I now pass to the POLEMICAL handling of the metaphysical subjects. We owe to the Greeks the study of philosophy through methodised debate; and the state of scientific knowledge in the age of the early Athenian schools was favourable to that mode of treatment. The conversations of Socrates, the Dialogues of Plato, and the Topics of Aristotle, are the monuments of Greek contentiousness, turned to account as a great refinement in social intercourse, as a stimulus to individual thought, and a means of advancing at least the speculative departments of knowledge. Grote, both in his “Plato,” and in his “Aristotle,” while copiously illustrating all these consequences, has laid extraordinary stress on still another aspect of the polemic of Socrates and Plato, the aspect of free-thought, as against venerated tradition and the received commonplaces of society. The assertion of the right of private judgment in matters of doctrine and belief, was, according to Grote, the greatest of all the fruits of the systematised negation begun by Zeno, and carried out in the “Search Dialogues” of Plato. In the “Exposition Dialogues” it is wanting; and in the “Topica,” where Eristic is reduced to method and system by one of Aristotle’s greatest logical achievements, the freethinker’s wings are very much clipt; the execution of Socrates probably had to answer for that. It is to the Platonic dialogues that we look for the full grandeur of Grecian debate in all its phases. The Plato of Grote is the apotheosis of Negation; it is not a philosophy so much as an epic; the theme—“The Noble Wrath of the Greek Dissenter”.
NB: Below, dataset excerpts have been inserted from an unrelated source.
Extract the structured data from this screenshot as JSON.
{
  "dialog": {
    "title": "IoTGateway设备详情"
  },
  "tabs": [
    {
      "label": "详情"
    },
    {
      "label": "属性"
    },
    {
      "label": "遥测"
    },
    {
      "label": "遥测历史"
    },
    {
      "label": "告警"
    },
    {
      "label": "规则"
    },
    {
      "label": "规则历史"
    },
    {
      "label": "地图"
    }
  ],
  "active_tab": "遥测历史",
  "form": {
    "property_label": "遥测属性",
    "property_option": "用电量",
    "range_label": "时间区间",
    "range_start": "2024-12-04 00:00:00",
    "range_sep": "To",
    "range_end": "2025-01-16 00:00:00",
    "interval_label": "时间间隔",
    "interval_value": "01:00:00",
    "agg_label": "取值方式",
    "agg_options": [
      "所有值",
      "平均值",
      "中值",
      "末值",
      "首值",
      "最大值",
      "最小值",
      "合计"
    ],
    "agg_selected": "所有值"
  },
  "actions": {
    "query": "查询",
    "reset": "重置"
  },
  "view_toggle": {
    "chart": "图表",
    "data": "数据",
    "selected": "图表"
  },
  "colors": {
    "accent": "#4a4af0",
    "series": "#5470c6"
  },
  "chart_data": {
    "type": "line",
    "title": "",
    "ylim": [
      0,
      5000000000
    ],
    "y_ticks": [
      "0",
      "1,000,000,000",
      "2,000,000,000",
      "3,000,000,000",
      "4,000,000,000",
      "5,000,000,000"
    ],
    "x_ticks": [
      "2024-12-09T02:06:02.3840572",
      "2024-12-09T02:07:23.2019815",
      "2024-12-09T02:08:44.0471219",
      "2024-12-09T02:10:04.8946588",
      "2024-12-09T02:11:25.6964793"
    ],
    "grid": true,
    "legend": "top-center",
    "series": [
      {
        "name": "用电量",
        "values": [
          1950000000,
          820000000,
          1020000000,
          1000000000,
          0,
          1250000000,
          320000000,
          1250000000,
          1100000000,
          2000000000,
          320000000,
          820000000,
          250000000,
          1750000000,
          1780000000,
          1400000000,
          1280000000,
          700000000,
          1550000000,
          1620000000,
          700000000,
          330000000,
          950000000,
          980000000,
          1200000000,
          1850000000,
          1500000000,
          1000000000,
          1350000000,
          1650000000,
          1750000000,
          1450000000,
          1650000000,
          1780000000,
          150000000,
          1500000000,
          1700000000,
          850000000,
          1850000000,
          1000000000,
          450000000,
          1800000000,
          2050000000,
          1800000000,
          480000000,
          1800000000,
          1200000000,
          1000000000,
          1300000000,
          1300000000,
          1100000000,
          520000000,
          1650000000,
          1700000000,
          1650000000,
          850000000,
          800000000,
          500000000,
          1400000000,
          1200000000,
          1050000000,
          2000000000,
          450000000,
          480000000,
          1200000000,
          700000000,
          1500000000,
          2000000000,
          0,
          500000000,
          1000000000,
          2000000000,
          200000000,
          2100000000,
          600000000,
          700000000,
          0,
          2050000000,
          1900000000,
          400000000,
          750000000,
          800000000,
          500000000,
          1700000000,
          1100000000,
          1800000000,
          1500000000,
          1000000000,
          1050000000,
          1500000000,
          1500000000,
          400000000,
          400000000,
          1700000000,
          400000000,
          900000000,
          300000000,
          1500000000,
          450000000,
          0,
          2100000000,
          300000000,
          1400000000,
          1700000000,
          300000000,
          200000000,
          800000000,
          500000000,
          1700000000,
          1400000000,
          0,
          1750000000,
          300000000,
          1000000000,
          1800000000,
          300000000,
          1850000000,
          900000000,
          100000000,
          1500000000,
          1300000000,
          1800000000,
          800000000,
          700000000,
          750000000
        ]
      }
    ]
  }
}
At all times, there is much that has to be achieved by solitary thinking. Some definite shape must be given to our thoughts before we can submit them to the operation of other minds; the greater the originality, the longer must be the process of solitary elaboration. The “Principia” was composed from first to last by recluse meditation; probably the attempt to discuss or debate any parts of it would have only fretted and paralysed the author’s invention. Indeed, after an enormous strain of the constructive intellect, a man may be in no humour to have his work carped at, even to improve it. In the region of fact, in observation and experiment, there must be a mass of individual and unassisted exertion. The use of allies in this region is to check and confirm the accuracy of the first observer.
Again, an inquirer, by dint of prolonged familiarity with a subject, may be his own best critic; he may be better able to detect flaws than any one he could call in. This is another way of stating the superiority of a particular individual over all others in the same walk. Such a monarchical position as removes a man alike from the rivalry and from the sympathy of his fellows, is the exception; mutual criticism and mutual encouragement are the rule. The social stimulants are of avail in knowledge and in truth as well as everything else.